We later learned that Sandy and his team made it to the summit, but for us, it wasn’t to be. Was it, like on Cho Oyu, just one of those things you have to accept, where there’s nothing you can do about it. Or did we make the wrong decisions – were we too cautious?
One thing we do know is that we made it back safely and the mountain is still there. Frustrating, yes, but there’s a different way of looking at things. It’s at times like these that I have to remember my original motivation to climb. I’m originally a walker rather than a climber, and although I can’t claim that I’m not a peak bagger (what mountaineer can?), I can claim that my original motivation comes from a love of the outdoors, a joy that springs from simply being in the mountains.
We may not have reached the summit, but we spent four weeks among some of the most breathtaking scenery on Earth, and it’s this that will keep me coming back again and again no matter how many times it snows at crucial moments.
Hard luck on the Baruntse climb. I wouldn’t beat yourselves up on the decision making. If it doesnt feel right, then it isn’t right and it gives you a good excuse to get back there and do it again another year.
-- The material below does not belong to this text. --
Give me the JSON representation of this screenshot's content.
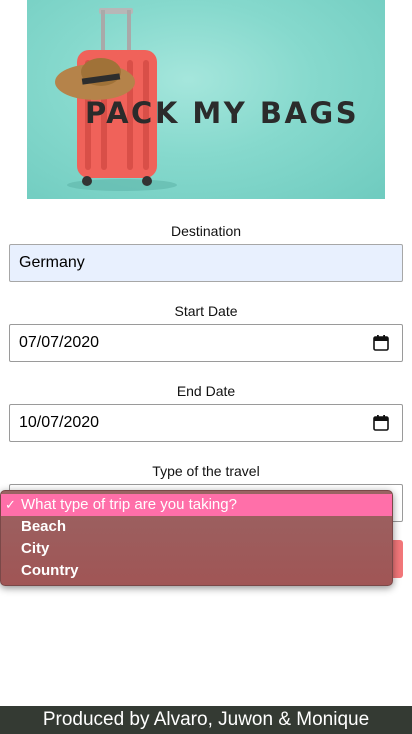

As you know I’m in the same boat this year missing out on both Denali and Cho, but I have no problems with the decisions taken, even though on the former we were so fit and so close. Hope you can find the time to be with us on Shish next September.
Cheers, Stu, for the kind words. Hindsight is a wonderful thing, isn’t it!
I’ll keep in touch about plans for next year. Would love to have a crack at another 8000er, but first back to the world of work. 🙁
Thanks Mark. I am in the process of oputting a team together to attempt Baruntse next fall. Your blog provides some good insites into the decision making required to stay safe.
I think you always make the best decision at the time given preferences for safety/achievement/satisfaction/risk and if there was a safe enough/acceptable risk mix for you at the time then you would have gone for it. So I would say something in the environment or context was telling you there’s not enough margin for error here to take this risk (for you). There’s a whole range of maybe’s possible in hindsight but it was interesting and worthwhile to read your experience. I’m sure you enjoyed the next outdoor adventure.